An approach that is not only welcomed on the continent, but also internationally. Although United Nations operations are funded by many Western countries, they cannot or do not always want to provide troops.

Big defense budget

This is another reason why Rwanda invests a lot of money. According to data from the Stockholm Institute for International Peace Research, the country spent around 1.4 percent of its gross domestic product on its military in 2020. In percentage terms, more than South Africa (1.1 percent) or Nigeria (0.6 percent), the most populous state in Africa that has to fight conflicts and terrorist groups, such as Boko Haram in the north of the country.

Rwanda sent around 1,000 soldiers and police officers to Mozambique as bilateral aid. The country also supports missions by the African Union and the United Nations. In addition to Mozambique, the Rwandan military is also deployed in the Central African Republic and South Sudan.

Also a lesson from history

The experts say that the history of the country is also a motivation. In 1994, more than 800,000 Tutsis and moderate Hutus died in the genocide in Rwanda. “Up to a point, Rwanda wants to do the right thing for its neighbors,” Mudge said. It was the same when they began to get involved in the Central African Republic. Genocide threatened there.

But Rwanda has long since ceased to focus only on neighboring countries. The influence that the country is gaining on the continent and internationally through the deployment of its troops is beginning to pay off, according to Mudge: “They use it to advantage in the narrative of the ‘benevolent’ authoritarianism of the Rwandan Patriotic Front – about human rights violations that the government is doing internally – and commits outside the country to some degree of covering up, for example the persecution of Rwandan dissidents in Africa. ”

Diplomats then considered more carefully whether they could afford to point this out to the government and the president, worried that Rwanda was withdrawing troops from missions.

The economic aspects at a glance

The Rwandan scientist Eric Ndushabandi rejects this.
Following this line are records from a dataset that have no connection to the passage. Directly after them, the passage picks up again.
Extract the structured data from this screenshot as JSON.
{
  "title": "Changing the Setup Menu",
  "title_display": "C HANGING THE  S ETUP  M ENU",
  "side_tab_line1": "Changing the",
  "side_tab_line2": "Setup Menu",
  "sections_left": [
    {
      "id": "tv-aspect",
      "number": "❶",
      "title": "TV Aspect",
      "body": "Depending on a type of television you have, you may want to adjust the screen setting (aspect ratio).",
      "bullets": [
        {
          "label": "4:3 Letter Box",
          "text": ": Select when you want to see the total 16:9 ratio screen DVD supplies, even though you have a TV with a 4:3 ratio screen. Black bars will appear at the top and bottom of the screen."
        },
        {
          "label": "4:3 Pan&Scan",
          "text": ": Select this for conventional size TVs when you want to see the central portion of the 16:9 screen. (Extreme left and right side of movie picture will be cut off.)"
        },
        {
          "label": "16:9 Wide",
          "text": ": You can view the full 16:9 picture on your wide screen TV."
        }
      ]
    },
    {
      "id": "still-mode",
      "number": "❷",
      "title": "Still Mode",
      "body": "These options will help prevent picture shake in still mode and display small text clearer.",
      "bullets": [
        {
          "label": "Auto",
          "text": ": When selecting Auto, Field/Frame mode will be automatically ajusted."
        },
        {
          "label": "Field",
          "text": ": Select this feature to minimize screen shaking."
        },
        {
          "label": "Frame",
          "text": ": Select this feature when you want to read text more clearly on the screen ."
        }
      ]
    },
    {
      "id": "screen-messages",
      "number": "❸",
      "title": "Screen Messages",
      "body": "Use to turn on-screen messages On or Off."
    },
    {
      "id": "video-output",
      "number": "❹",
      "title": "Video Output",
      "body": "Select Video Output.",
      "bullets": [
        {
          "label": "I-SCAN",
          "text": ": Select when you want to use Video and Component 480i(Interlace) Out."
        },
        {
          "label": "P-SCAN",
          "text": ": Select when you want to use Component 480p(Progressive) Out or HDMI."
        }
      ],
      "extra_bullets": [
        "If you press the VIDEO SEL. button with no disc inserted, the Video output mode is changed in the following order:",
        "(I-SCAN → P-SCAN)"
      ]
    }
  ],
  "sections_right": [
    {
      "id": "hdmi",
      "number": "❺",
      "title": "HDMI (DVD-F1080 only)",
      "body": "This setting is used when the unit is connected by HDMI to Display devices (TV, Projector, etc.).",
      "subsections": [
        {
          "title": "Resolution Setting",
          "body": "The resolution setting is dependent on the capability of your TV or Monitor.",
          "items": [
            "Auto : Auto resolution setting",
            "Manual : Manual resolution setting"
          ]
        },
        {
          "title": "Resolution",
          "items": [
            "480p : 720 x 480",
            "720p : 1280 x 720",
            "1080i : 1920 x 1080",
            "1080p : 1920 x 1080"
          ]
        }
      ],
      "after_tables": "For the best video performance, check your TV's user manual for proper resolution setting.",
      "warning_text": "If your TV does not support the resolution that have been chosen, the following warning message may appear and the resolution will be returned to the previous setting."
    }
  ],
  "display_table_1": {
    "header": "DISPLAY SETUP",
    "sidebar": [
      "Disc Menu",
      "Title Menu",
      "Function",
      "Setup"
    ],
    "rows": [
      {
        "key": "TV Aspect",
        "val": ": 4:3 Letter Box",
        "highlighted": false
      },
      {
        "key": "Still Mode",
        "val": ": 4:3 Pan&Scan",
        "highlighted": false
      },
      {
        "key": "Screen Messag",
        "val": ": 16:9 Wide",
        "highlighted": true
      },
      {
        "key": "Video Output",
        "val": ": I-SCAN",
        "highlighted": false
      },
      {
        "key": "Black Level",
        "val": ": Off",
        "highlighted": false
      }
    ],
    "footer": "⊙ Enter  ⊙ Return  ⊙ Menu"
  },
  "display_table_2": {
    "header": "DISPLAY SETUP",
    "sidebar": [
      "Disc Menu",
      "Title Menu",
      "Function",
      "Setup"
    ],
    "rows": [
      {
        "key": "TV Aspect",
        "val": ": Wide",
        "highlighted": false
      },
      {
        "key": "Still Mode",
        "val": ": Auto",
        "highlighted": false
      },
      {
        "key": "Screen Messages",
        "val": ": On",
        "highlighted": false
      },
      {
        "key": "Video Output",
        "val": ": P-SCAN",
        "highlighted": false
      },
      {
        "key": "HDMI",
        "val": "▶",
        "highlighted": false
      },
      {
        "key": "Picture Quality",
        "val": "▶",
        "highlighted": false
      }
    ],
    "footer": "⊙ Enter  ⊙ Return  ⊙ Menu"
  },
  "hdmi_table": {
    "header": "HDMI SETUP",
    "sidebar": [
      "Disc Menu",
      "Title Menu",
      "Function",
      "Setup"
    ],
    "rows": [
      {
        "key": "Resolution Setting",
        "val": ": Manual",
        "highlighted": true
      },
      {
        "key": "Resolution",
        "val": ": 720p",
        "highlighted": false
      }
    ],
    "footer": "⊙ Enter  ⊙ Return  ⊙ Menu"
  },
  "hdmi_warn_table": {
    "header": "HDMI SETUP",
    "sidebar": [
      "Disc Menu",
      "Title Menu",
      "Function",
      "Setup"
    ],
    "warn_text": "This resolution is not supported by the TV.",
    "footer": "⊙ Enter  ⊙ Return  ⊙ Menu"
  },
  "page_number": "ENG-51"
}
He emphasizes the economic benefits that could follow military engagement. “Rwanda also offers expertise in economic issues,” said Ndushabandi. “The banking system, the financial sector, but also the infrastructure, such as the airline RwandAir.” In this way, Rwanda, but also the other states, benefit. The country itself has no access to the sea and few raw materials, unlike many of its neighbors.

In Mozambique it was probably also about the interests of a larger partner. The French energy giant “Total” started a large natural gas project off the coast of the country last year. More than 1.8 trillion cubic meters are to be extracted here. An important project for the French government. Because of the attack on the nearby city of Palma, it is dormant, but should the situation stabilize now after the deployment of the Rwandan troops, they want to return. From the partnership with France, the cooperation with Russia and also with the Chinese, says Ndushabandi, Rwanda will one day benefit Rwanda.

In the city of Pemba, people waved flags and pictures of the Rwandan president at a government-organized event. Using your military in African countries pays off for Rwanda: The small state in Central Africa is gaining influence.